Mercado pet cresce em Portugal

Estudo da UPPartner revela expansão do mercado pet, mas aponta falhas estruturais e falta de resposta a consumidores mais exigentes

O mercado de animais de companhia em Portugal está em forte crescimento. Porém, continua desalinhado com a evolução dos tutores, cada vez mais informados e exigentes. Esta é a principal conclusão da primeira fase de um estudo da UPPartner, que analisa o sector a partir da perspetiva dos profissionais.

De acordo com os dados apresentados, o mercado pet nacional já representa cerca de 681 milhões de euros anuais. Aproximadamente 60% dos lares portugueses têm animais de companhia. Mesmo num contexto económico adverso, o sector regista um crescimento médio anual na ordem dos 15%.

Sinais de alerta

Apesar destes indicadores positivos, o estudo evidencia fragilidades estruturais que podem comprometer a evolução sustentada do sector. Entre os principais sinais de alerta está a predominância de um modelo reativo. De facto, 82% dos tutores levam os animais ao veterinário apenas uma vez por ano. Além disso, apenas cerca de 15% dispõem de seguro, refletindo uma baixa adoção de práticas preventivas.

Este desfasamento entre procura e oferta traduz-se numa tensão crescente. Por um lado, os consumidores procuram mais qualidade, informação e soluções integradas. Por outro, o sector mantém níveis ainda reduzidos de diferenciação e especialização, com respostas muitas vezes pouco ajustadas às novas expectativas.

A investigação sublinha também a distância entre intenção e comportamento. Embora exista maior consciência por parte dos tutores, essa evolução nem sempre se traduz em decisões mais informadas. Tal aponta para limitações ao nível da literacia e da informação disponível no mercado.

Segundo Bernardo Soares, médico veterinário e responsável pela área One Health da UPPartner, o sector enfrenta um momento decisivo. “Existe hoje um consumidor mais informado e mais atento. Mas o mercado continua, em muitos casos, a responder com modelos pouco diferenciados e ainda muito centrados na reação, e não na antecipação”.

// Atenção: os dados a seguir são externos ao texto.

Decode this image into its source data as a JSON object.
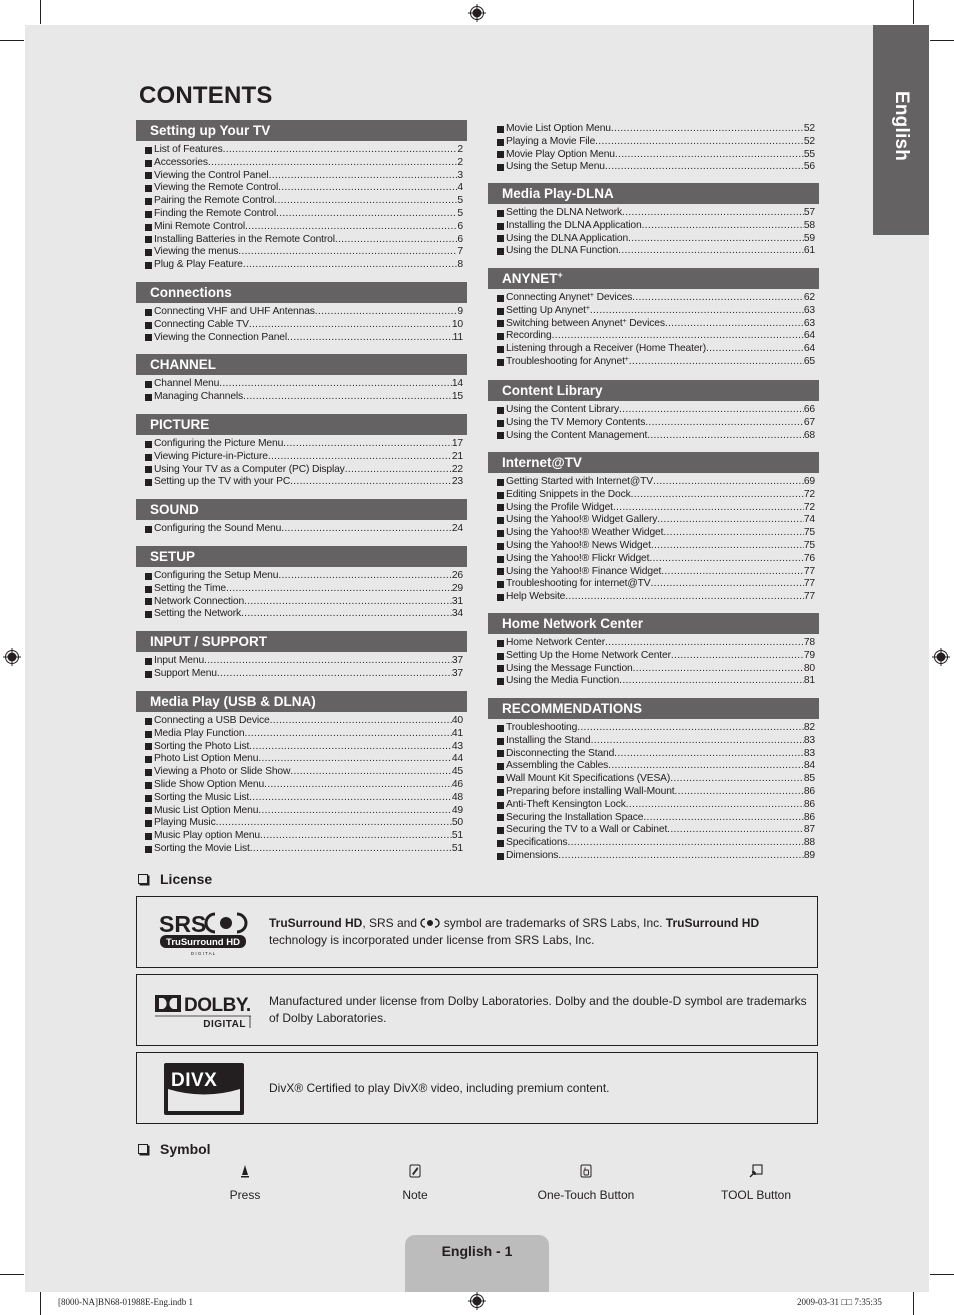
{
  "page": {
    "title": "CONTENTS",
    "language_tab": "English",
    "footer_page": "English - 1",
    "slug_left": "[8000-NA]BN68-01988E-Eng.indb   1",
    "slug_right": "2009-03-31   □□ 7:35:35"
  },
  "left_column": [
    {
      "header": "Setting up Your TV",
      "entries": [
        {
          "label": "List of Features",
          "page": "2"
        },
        {
          "label": "Accessories",
          "page": "2"
        },
        {
          "label": "Viewing the Control Panel",
          "page": "3"
        },
        {
          "label": "Viewing the Remote Control",
          "page": "4"
        },
        {
          "label": "Pairing the Remote Control",
          "page": "5"
        },
        {
          "label": "Finding the Remote Control",
          "page": "5"
        },
        {
          "label": "Mini Remote Control",
          "page": "6"
        },
        {
          "label": "Installing Batteries in the Remote Control",
          "page": "6"
        },
        {
          "label": "Viewing the menus",
          "page": "7"
        },
        {
          "label": "Plug & Play Feature",
          "page": "8"
        }
      ]
    },
    {
      "header": "Connections",
      "entries": [
        {
          "label": "Connecting VHF and UHF Antennas",
          "page": "9"
        },
        {
          "label": "Connecting Cable TV",
          "page": "10"
        },
        {
          "label": "Viewing the Connection Panel",
          "page": "11"
        }
      ]
    },
    {
      "header": "CHANNEL",
      "entries": [
        {
          "label": "Channel Menu",
          "page": "14"
        },
        {
          "label": "Managing Channels",
          "page": "15"
        }
      ]
    },
    {
      "header": "PICTURE",
      "entries": [
        {
          "label": "Configuring the Picture Menu",
          "page": "17"
        },
        {
          "label": "Viewing Picture-in-Picture",
          "page": "21"
        },
        {
          "label": "Using Your TV as a Computer (PC) Display",
          "page": "22"
        },
        {
          "label": "Setting up the TV with your PC",
          "page": "23"
        }
      ]
    },
    {
      "header": "SOUND",
      "entries": [
        {
          "label": "Configuring the Sound Menu",
          "page": "24"
        }
      ]
    },
    {
      "header": "SETUP",
      "entries": [
        {
          "label": "Configuring the Setup Menu",
          "page": "26"
        },
        {
          "label": "Setting the Time",
          "page": "29"
        },
        {
          "label": "Network Connection",
          "page": "31"
        },
        {
          "label": "Setting the Network",
          "page": "34"
        }
      ]
    },
    {
      "header": "INPUT / SUPPORT",
      "entries": [
        {
          "label": "Input Menu",
          "page": "37"
        },
        {
          "label": "Support Menu",
          "page": "37"
        }
      ]
    },
    {
      "header": "Media Play (USB & DLNA)",
      "entries": [
        {
          "label": "Connecting a USB Device",
          "page": "40"
        },
        {
          "label": "Media Play Function",
          "page": "41"
        },
        {
          "label": "Sorting the Photo List",
          "page": "43"
        },
        {
          "label": "Photo List Option Menu",
          "page": "44"
        },
        {
          "label": "Viewing a Photo or Slide Show",
          "page": "45"
        },
        {
          "label": "Slide Show Option Menu",
          "page": "46"
        },
        {
          "label": "Sorting the Music List",
          "page": "48"
        },
        {
          "label": "Music List Option Menu",
          "page": "49"
        },
        {
          "label": "Playing Music",
          "page": "50"
        },
        {
          "label": "Music Play option Menu",
          "page": "51"
        },
        {
          "label": "Sorting the Movie List",
          "page": "51"
        }
      ]
    }
  ],
  "right_column": [
    {
      "header": "",
      "entries": [
        {
          "label": "Movie List Option Menu",
          "page": "52"
        },
        {
          "label": "Playing a Movie File",
          "page": "52"
        },
        {
          "label": "Movie Play Option Menu",
          "page": "55"
        },
        {
          "label": "Using the Setup Menu",
          "page": "56"
        }
      ]
    },
    {
      "header": "Media Play-DLNA",
      "entries": [
        {
          "label": "Setting the DLNA Network",
          "page": "57"
        },
        {
          "label": "Installing the DLNA Application",
          "page": "58"
        },
        {
          "label": "Using the DLNA Application",
          "page": "59"
        },
        {
          "label": "Using the DLNA Function",
          "page": "61"
        }
      ]
    },
    {
      "header": "ANYNET+",
      "entries": [
        {
          "label": "Connecting Anynet+ Devices",
          "page": "62"
        },
        {
          "label": "Setting Up Anynet+",
          "page": "63"
        },
        {
          "label": "Switching between Anynet+ Devices",
          "page": "63"
        },
        {
          "label": "Recording",
          "page": "64"
        },
        {
          "label": "Listening through a Receiver (Home Theater)",
          "page": "64"
        },
        {
          "label": "Troubleshooting for Anynet+",
          "page": "65"
        }
      ]
    },
    {
      "header": "Content Library",
      "entries": [
        {
          "label": "Using the Content Library",
          "page": "66"
        },
        {
          "label": "Using the TV Memory Contents",
          "page": "67"
        },
        {
          "label": "Using the Content Management",
          "page": "68"
        }
      ]
    },
    {
      "header": "Internet@TV",
      "entries": [
        {
          "label": "Getting Started with Internet@TV",
          "page": "69"
        },
        {
          "label": "Editing Snippets in the Dock",
          "page": "72"
        },
        {
          "label": "Using the Profile Widget",
          "page": "72"
        },
        {
          "label": "Using the Yahoo!® Widget Gallery",
          "page": "74"
        },
        {
          "label": "Using the Yahoo!® Weather Widget",
          "page": "75"
        },
        {
          "label": "Using the Yahoo!® News Widget",
          "page": "75"
        },
        {
          "label": "Using the Yahoo!® Flickr Widget",
          "page": "76"
        },
        {
          "label": "Using the Yahoo!® Finance Widget",
          "page": "77"
        },
        {
          "label": "Troubleshooting for internet@TV",
          "page": "77"
        },
        {
          "label": "Help Website",
          "page": "77"
        }
      ]
    },
    {
      "header": "Home Network Center",
      "entries": [
        {
          "label": "Home Network Center",
          "page": "78"
        },
        {
          "label": "Setting Up the Home Network Center",
          "page": "79"
        },
        {
          "label": "Using the Message Function",
          "page": "80"
        },
        {
          "label": "Using the Media Function",
          "page": "81"
        }
      ]
    },
    {
      "header": "RECOMMENDATIONS",
      "entries": [
        {
          "label": "Troubleshooting",
          "page": "82"
        },
        {
          "label": "Installing the Stand",
          "page": "83"
        },
        {
          "label": "Disconnecting the Stand",
          "page": "83"
        },
        {
          "label": "Assembling the Cables",
          "page": "84"
        },
        {
          "label": "Wall Mount Kit Specifications (VESA)",
          "page": "85"
        },
        {
          "label": "Preparing before installing Wall-Mount",
          "page": "86"
        },
        {
          "label": "Anti-Theft Kensington Lock",
          "page": "86"
        },
        {
          "label": "Securing the Installation Space",
          "page": "86"
        },
        {
          "label": "Securing the TV to a Wall or Cabinet",
          "page": "87"
        },
        {
          "label": "Specifications",
          "page": "88"
        },
        {
          "label": "Dimensions",
          "page": "89"
        }
      ]
    }
  ],
  "license": {
    "heading": "License",
    "items": [
      {
        "logo": "srs-trusurround-hd-logo",
        "logo_text": {
          "brand": "SRS",
          "badge": "TruSurround HD",
          "sub": "D I G I T A L"
        },
        "bold_1": "TruSurround HD",
        "text_1": ", SRS and ",
        "symbol": "srs-circle-symbol",
        "text_2": " symbol are trademarks of SRS Labs, Inc. ",
        "bold_2": "TruSurround HD",
        "text_3": " technology is incorporated under license from SRS Labs, Inc."
      },
      {
        "logo": "dolby-digital-logo",
        "logo_text": {
          "brand": "DOLBY.",
          "sub": "DIGITAL"
        },
        "text": "Manufactured under license from Dolby Laboratories. Dolby and the double-D symbol are trademarks of Dolby Laboratories."
      },
      {
        "logo": "divx-logo",
        "logo_text": {
          "brand": "DIVX"
        },
        "text": "DivX® Certified to play DivX® video, including premium content."
      }
    ]
  },
  "symbols": {
    "heading": "Symbol",
    "items": [
      {
        "icon": "press-icon",
        "label": "Press"
      },
      {
        "icon": "note-icon",
        "label": "Note"
      },
      {
        "icon": "one-touch-button-icon",
        "label": "One-Touch Button"
      },
      {
        "icon": "tool-button-icon",
        "label": "TOOL Button"
      }
    ]
  },
  "colors": {
    "page_bg": "#e8e8e8",
    "header_bg": "#646262",
    "header_text": "#ffffff",
    "text": "#231f20",
    "footer_tab": "#bdbcbc"
  }
}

A análise conclui que o futuro do mercado pet em Portugal dependerá da capacidade de transição para modelos mais preventivos, bem como de um maior investimento na profissionalização e inovação da oferta. Sem essa adaptação, o sector arrisca não acompanhar a sofisticação crescente da procura, mas, ao mesmo tempo, encontra aí uma das suas maiores oportunidades de crescimento.